NASA's NuSTAR takes single massive photo of our sun

NASA's Nuclear Spectroscopic Telescope Array, or NuSTAR for short, has taken its first photo of our solar system's Sun. This image is the "most sensitive solar portrait ever taken in high-energy X-rays" according to NASA, and you'll be able to view it in full glory right this minute. This first image – of many, hopefully – covers "the west limb of the sun" and it's been caught by the Solar Dynamics Observatory (SDO) – and it's primed and ready to be a wallpaper on your device, of course.

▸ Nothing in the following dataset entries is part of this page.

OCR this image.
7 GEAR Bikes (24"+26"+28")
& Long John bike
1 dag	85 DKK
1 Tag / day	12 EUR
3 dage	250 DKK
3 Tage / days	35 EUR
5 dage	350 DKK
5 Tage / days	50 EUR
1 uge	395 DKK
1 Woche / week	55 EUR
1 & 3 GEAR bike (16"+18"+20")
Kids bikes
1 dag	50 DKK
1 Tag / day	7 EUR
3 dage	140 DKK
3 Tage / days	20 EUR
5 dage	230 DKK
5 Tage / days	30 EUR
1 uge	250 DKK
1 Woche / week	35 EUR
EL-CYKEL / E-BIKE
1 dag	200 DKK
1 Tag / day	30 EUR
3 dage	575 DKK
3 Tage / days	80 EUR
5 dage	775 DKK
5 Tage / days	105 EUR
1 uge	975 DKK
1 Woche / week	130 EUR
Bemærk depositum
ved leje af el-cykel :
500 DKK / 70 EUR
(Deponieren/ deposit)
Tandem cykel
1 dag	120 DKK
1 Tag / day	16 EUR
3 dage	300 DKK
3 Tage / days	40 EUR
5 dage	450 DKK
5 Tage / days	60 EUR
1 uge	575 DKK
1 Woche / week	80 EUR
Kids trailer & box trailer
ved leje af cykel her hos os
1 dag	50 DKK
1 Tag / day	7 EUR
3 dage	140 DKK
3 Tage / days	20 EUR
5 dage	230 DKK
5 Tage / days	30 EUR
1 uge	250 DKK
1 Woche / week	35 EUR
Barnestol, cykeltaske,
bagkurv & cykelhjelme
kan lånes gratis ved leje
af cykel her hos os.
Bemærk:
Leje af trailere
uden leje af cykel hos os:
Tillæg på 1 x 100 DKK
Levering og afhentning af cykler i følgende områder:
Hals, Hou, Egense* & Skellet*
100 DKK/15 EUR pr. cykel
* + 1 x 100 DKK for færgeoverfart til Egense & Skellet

What you're about to see is the JPEG version of the TIFF file NASA has shared. You can see the TIFF file (much more massive file size and slightly better quality) at NASA's Jet Propulsion Laboratory at the California Institute of Technology. To tap into this image, simply tap or click the thumbnail image below, from there, click "full sized image" to see the bigger version. Download at will!

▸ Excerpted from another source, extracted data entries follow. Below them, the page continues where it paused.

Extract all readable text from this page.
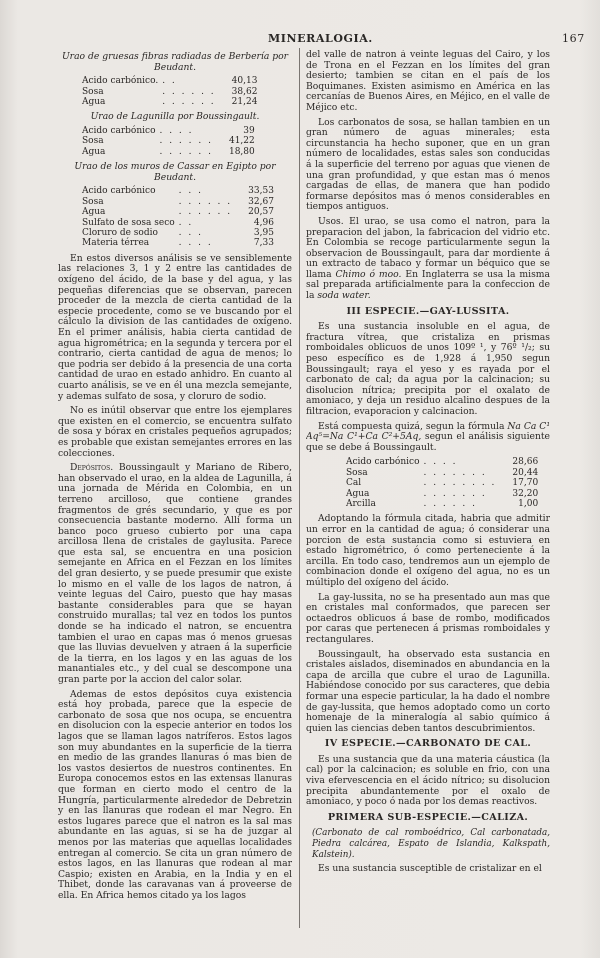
MINERALOGIA.	167

Urao de gruesas fibras radiadas de Berbería por Beudant.

Acido carbónico.	. .	40,13
Sosa	. . . . . .	38,62
Agua	. . . . . .	21,24

Urao de Lagunilla por Boussingault.

Acido carbónico	. . . .	39
Sosa	. . . . . .	41,22
Agua	. . . . . .	18,80

Urao de los muros de Cassar en Egipto por Beudant.

Acido carbónico	. . .	33,53
Sosa	. . . . . .	32,67
Agua	. . . . . .	20,57
Sulfato de sosa seco	. .	4,96
Cloruro de sodio	. . .	3,95
Materia térrea	. . . .	7,33

En estos diversos análisis se ve sensiblemente las relaciones 3, 1 y 2 entre las cantidades de oxígeno del ácido, de la base y del agua, y las pequeñas diferencias que se observan, parecen proceder de la mezcla de cierta cantidad de la especie procedente, como se ve buscando por el cálculo la division de las cantidades de oxígeno. En el primer análisis, habia cierta cantidad de agua higrométrica; en la segunda y tercera por el contrario, cierta cantidad de agua de menos; lo que podria ser debido á la presencia de una corta cantidad de urao en estado anhidro. En cuanto al cuarto análisis, se ve en él una mezcla semejante, y ademas sulfato de sosa, y cloruro de sodio.

No es inútil observar que entre los ejemplares que existen en el comercio, se encuentra sulfato de sosa y bórax en cristales pequeños agrupados; es probable que existan semejantes errores en las colecciones.

Depósitos. Boussingault y Mariano de Ribero, han observado el urao, en la aldea de Lagunilla, á una jornada de Mérida en Colombia, en un terreno arcilloso, que contiene grandes fragmentos de grés secundario, y que es por consecuencia bastante moderno. Allí forma un banco poco grueso cubierto por una capa arcillosa llena de cristales de gaylusita. Parece que esta sal, se encuentra en una posicion semejante en Africa en el Fezzan en los límites del gran desierto, y se puede presumir que existe lo mismo en el valle de los lagos de natron, á veinte leguas del Cairo, puesto que hay masas bastante considerables para que se hayan construido murallas; tal vez en todos los puntos donde se ha indicado el natron, se encuentra tambien el urao en capas mas ó menos gruesas que las lluvias devuelven y atraen á la superficie de la tierra, en los lagos y en las aguas de los manantiales etc., y del cual se descompone una gran parte por la accion del calor solar.

Ademas de estos depósitos cuya existencia está hoy probada, parece que la especie de carbonato de sosa que nos ocupa, se encuentra en disolucion con la especie anterior en todos los lagos que se llaman lagos natríferos. Estos lagos son muy abundantes en la superficie de la tierra en medio de las grandes llanuras ó mas bien de los vastos desiertos de nuestros continentes. En Europa conocemos estos en las extensas llanuras que forman en cierto modo el centro de la Hungría, particularmente alrededor de Debretzin y en las llanuras que rodean el mar Negro. En estos lugares parece que el natron es la sal mas abundante en las aguas, si se ha de juzgar al menos por las materias que aquellas localidades entregan al comercio. Se cita un gran número de estos lagos, en las llanuras que rodean al mar Caspio; existen en Arabia, en la India y en el Thibet, donde las caravanas van á proveerse de ella. En Africa hemos citado ya los lagos

del valle de natron á veinte leguas del Cairo, y los de Trona en el Fezzan en los límites del gran desierto; tambien se citan en el país de los Boquimanes. Existen asimismo en América en las cercanías de Buenos Aires, en Méjico, en el valle de Méjico etc.

Los carbonatos de sosa, se hallan tambien en un gran número de aguas minerales; esta circunstancia ha hecho suponer, que en un gran número de localidades, estas sales son conducidas á la superficie del terreno por aguas que vienen de una gran profundidad, y que estan mas ó menos cargadas de ellas, de manera que han podido formarse depósitos mas ó menos considerables en tiempos antiguos.

Usos. El urao, se usa como el natron, para la preparacion del jabon, la fabricacion del vidrio etc. En Colombia se recoge particularmente segun la observacion de Boussingault, para dar mordiente á un extracto de tabaco y formar un béquico que se llama Chimo ó moo. En Inglaterra se usa la misma sal preparada artificialmente para la confeccion de la soda water.

III ESPECIE.—GAY-LUSSITA.

Es una sustancia insoluble en el agua, de fractura vítrea, que cristaliza en prismas romboidales oblicuos de unos 109º ¹, y 76º ¹/₂; su peso específico es de 1,928 á 1,950 segun Boussingault; raya el yeso y es rayada por el carbonato de cal; da agua por la calcinacion; su disolucion nítrica; precipita por el oxalato de amoniaco, y deja un residuo alcalino despues de la filtracion, evaporacion y calcinacion.

Está compuesta quizá, segun la fórmula Na Ca C¹ Aq⁵=Na C¹+Ca C²+5Aq, segun el análisis siguiente que se debe á Boussingault.

Acido carbónico	. . . .	28,66
Sosa	. . . . . . .	20,44
Cal	. . . . . . . .	17,70
Agua	. . . . . . .	32,20
Arcilla	. . . . . .	1,00

Adoptando la fórmula citada, habria que admitir un error en la cantidad de agua; ó considerar una porcion de esta sustancia como si estuviera en estado higrométrico, ó como perteneciente á la arcilla. En todo caso, tendremos aun un ejemplo de combinacion donde el oxígeno del agua, no es un múltiplo del oxígeno del ácido.

La gay-lussita, no se ha presentado aun mas que en cristales mal conformados, que parecen ser octaedros oblicuos á base de rombo, modificados por caras que pertenecen á prismas romboidales y rectangulares.

Boussingault, ha observado esta sustancia en cristales aislados, diseminados en abundancia en la capa de arcilla que cubre el urao de Lagunilla. Habiéndose conocido por sus caracteres, que debia formar una especie particular, la ha dado el nombre de gay-lussita, que hemos adoptado como un corto homenaje de la mineralogía al sabio químico á quien las ciencias deben tantos descubrimientos.

IV ESPECIE.—CARBONATO DE CAL.

Es una sustancia que da una materia cáustica (la cal) por la calcinacion; es soluble en frio, con una viva efervescencia en el ácido nítrico; su disolucion precipita abundantemente por el oxalo de amoniaco, y poco ó nada por los demas reactivos.

PRIMERA SUB-ESPECIE.—CALIZA.

(Carbonato de cal romboédrico, Cal carbonatada, Piedra calcárea, Espato de Islandia, Kalkspath, Kalstein).

Es una sustancia susceptible de cristalizar en el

What you're seeing here is high-energy X-rays, not seen along the same spectrum of light we'd normally see with human eyes.

These X-rays come from gas heated to above 3 million degrees. Meanwhile the presence of non-red bits throughout the image shows lower-temperature material in the solar atmosphere closer to 1 million degrees.

NuSTAR data is represented in free and blue – there you're seeing solar high-energy emission.

Blue shows energies between 3 and 5 kiloelectron volts while green shows between 2 and 3 kiloelectron volts.

ABOVE: the complex mirror-optics embedded within NuSTAR. See more on the complex photography system within NuSTAR in our earlier report.

NuSTAR, the craft that captured this image, was built by a consortium including Caltech; JPL; the University of California, Berkeley; Columbia University, New York; the Danish Technical University in Denmark; ATK Aerospace Systems, Goleta, California; Lawrence Livermore National Laboratory, Livermore, California; NASA's Goddard Space Flight Center, Greenbelt, Maryland – and with support from the (ASI) Italian Space Agency Science Data Center.

Orbital Sciences Corporation, Dulles, Virginia took responsibility for actually constructing the craft.

The mission operations center that hosts NuSTAR is at UC Berkeley. The ASI providing its equatorial ground station sits all the way down at Malindi, Kenya.